While this obviously isn't a Christian forum, this notion of what it means to believe is inherently obvious when closely looked at. Someone who is a morally good Atheist can certainly be considered a believer in a manner of speaking, with respect to the fact that they have dedicated their lives to values that a benevolent deity requested of people.
Basically in the most general sense, when it comes to labels like this, we are defined by the actions and desires of our hearts. Most notably - people today forget that words in Sanskrit are only ever valid when they accurately describe the properties that an object has. If a word in Sanskrit is describing some moral quality, and a Being does not possess that quality, then that word can not logically apply to them. However that word would automatically apply to everyone who does possess that property.

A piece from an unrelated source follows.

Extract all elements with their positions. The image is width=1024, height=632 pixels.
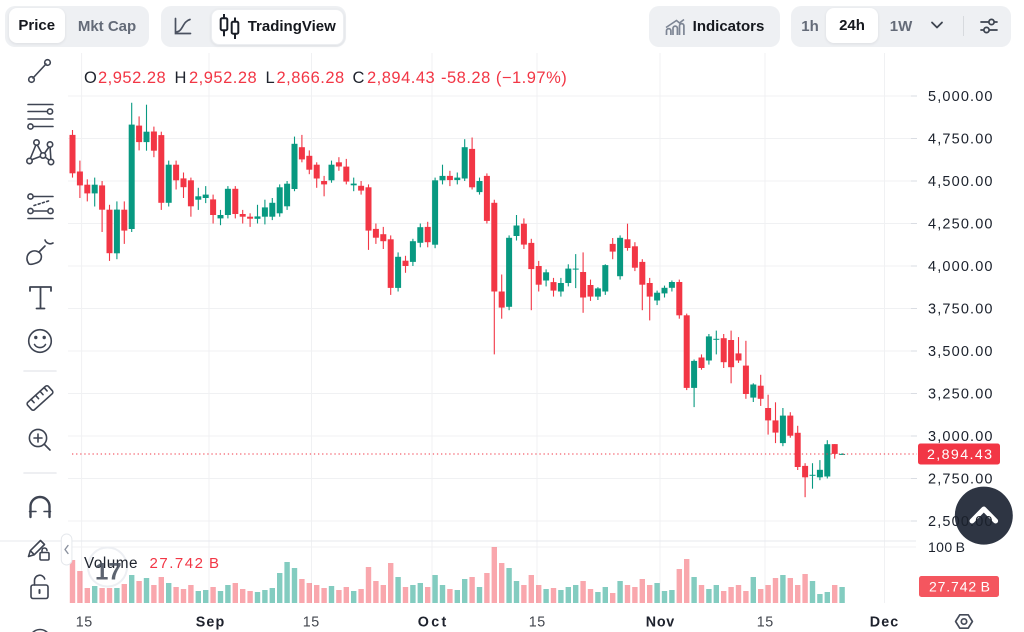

During time periods when supernatural phenomena is obvious, this distinction about the nature of belief would never be required, because all Beings would inherently understand that supernatural phenomena exists in their world. Yet today we are in a time when very few people have ever known anything genuinely supernatural. People today often barely believe in things they witness with their own eyes. The definition of "belief" has become dramatically weakened.